Heute ist der 25.08.2018. Eigentlich wollten wir einen Artikel á la „Drei Monate DS-GVO – ein Erfahrungsbericht“ veröffentlichen. Da in den letzten drei Monaten allerdings nichts wirklich erwähnenswertes passiert ist, freuen wir uns, dass uns das Bundesarbeitsgericht (BAG) ein anderes Thema liefert: Mit Urteil vom 23.08.2018 (2 AZR 133/18) hat das BAG nämlich entschieden, dass gemäß Bundesdatenschutzgesetz (Achtung, es geht hier um die alte, seit 25.05.2018 nicht mehr gültige Fassung, daher im Folgenden BDSG-aF abgekürzt) auch mehrere Monate alte Aufnahmen einer Videoüberwachungskamera aus einem Tabakwarengeschäft in einem Arbeitsgerichtsprozess als Beweis gegen eine Mitarbeiterin verwertet werden dürfen. Mit etwas Recherche konnten wir ermitteln, dass die Daten aus dem Zeitraum 01.01.2016 bis 30.06.2016 stammten und die Auswertung im August 2016 erfolgte. Die Speicherdauer betrug also für die ältesten Daten mehr als sieben Monate. Der Grund für die Auswertung der Aufnahmen war gemäß dem Urteil des in erster Instanz urteilenden LAG Hamm, der Verdacht auf Diebstahl durch die Mitarbeiter aufgrund von erhöhten Fehlmengen.

Das BAG-Urteil

Die Urteilsbegründung des BAG nehmen wir hier einmal grob zusammengefasst vorweg: Sofern die Videoüberwachung rechtmäßig erfolgt sei, dürfe mit der Auswertung der Aufzeichnungen gewartet werden, bis der Betreiber die Notwendigkeit der Auswertung sehe. Darüber hinaus wird in der Pressemitteilung des BAG darauf hingewiesen, dass auch die aktuellen Regelungen (DS-GVO und BDSG) einer Verwertung nicht entgegenstünden.

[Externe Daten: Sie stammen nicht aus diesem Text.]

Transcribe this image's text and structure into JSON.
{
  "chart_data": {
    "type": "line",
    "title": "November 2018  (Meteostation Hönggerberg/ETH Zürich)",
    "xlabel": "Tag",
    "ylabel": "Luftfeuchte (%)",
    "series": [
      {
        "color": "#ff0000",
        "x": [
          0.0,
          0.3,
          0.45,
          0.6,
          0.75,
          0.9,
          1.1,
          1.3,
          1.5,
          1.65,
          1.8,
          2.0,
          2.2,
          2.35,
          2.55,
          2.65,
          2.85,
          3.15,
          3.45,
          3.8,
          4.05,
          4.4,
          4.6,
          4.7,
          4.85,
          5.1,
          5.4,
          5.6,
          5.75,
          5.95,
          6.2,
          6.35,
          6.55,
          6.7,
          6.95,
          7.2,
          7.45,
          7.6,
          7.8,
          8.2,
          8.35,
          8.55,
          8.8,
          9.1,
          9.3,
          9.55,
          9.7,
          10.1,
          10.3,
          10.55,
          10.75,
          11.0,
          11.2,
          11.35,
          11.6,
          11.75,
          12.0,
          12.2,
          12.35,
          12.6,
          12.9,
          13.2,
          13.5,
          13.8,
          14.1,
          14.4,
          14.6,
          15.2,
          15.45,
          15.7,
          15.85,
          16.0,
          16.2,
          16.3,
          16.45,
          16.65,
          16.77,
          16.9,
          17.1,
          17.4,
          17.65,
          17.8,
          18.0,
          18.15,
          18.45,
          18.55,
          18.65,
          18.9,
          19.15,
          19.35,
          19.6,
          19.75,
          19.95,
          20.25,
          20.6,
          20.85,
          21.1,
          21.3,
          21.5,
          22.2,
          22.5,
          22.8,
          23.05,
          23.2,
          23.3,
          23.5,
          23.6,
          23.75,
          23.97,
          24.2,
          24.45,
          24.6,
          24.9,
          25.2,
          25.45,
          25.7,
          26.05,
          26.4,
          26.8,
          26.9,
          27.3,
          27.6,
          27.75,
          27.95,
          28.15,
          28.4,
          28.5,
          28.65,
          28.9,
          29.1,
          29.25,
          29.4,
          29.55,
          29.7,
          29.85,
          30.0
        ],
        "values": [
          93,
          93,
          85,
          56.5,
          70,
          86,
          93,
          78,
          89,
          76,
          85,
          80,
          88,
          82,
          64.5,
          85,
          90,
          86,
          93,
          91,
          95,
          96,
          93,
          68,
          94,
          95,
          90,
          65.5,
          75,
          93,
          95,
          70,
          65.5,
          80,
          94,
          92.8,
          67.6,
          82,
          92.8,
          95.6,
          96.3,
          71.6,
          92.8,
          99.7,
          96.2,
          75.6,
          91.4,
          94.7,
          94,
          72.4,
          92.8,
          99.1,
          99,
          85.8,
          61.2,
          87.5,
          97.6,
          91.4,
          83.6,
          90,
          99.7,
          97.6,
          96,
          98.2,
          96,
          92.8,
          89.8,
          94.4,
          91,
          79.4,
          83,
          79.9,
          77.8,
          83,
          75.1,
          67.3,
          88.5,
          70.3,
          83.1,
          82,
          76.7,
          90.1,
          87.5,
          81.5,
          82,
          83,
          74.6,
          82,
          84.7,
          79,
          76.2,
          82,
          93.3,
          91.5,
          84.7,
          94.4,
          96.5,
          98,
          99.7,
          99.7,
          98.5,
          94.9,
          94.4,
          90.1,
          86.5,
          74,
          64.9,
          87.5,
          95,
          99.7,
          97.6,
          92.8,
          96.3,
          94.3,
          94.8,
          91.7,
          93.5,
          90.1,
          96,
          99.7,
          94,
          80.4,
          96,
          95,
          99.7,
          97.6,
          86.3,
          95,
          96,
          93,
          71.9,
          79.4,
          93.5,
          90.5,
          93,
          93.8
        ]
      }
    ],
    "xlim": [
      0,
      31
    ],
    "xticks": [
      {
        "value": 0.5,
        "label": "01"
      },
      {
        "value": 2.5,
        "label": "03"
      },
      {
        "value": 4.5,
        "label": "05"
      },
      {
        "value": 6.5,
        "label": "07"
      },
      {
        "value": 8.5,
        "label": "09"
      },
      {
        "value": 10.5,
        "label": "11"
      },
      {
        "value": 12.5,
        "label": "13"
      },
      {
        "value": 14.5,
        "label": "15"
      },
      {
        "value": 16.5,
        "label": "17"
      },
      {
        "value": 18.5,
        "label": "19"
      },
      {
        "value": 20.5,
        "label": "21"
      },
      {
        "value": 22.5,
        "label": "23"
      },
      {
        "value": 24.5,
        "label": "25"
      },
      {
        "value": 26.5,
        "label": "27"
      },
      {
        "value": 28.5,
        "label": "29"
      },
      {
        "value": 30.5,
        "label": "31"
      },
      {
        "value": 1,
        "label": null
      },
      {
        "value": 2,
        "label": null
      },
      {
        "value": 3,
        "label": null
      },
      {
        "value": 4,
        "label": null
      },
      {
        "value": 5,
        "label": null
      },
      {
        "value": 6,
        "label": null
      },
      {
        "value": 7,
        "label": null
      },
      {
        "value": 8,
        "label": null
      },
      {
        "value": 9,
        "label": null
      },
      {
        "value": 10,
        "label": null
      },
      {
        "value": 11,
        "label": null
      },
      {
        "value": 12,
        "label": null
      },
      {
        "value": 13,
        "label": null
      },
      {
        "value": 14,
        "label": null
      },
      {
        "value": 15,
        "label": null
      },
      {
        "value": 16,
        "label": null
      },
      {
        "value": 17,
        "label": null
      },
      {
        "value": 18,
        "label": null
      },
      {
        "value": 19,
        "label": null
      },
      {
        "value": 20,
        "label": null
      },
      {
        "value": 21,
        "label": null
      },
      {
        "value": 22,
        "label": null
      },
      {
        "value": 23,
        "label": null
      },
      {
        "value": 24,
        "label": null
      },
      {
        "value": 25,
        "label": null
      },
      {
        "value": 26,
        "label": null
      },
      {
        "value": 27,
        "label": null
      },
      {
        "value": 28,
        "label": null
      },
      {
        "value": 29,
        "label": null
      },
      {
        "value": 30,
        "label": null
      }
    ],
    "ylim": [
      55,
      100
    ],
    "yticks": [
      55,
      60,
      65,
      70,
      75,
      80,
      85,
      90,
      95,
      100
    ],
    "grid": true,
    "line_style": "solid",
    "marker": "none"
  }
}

Ein in unseren Augen aus Datenschutzgesichtspunkten fragwürdiges Urteil. Wir möchten unsere diesbezügliche Sichtweise erläutern:

Für die Videoüberwachung in einem Tabakwarengeschäft, so wie sie in dem vorliegenden Urteil erfolgte, gab es zwei relevante Normen: § 6b Satz 1 Nrn. 2 und 3 BDSG-aF und § 32 Satz 2 BDSG-aF. Insbesondere auf § 32 BDSG-aF stützt das BAG seine Begründung. Soweit stimmen wir dem BAG zu. Die Videoüberwachung wird vermutlich rechtmäßig erfolgt sein, zumindest wollen wir das nicht anzweifeln.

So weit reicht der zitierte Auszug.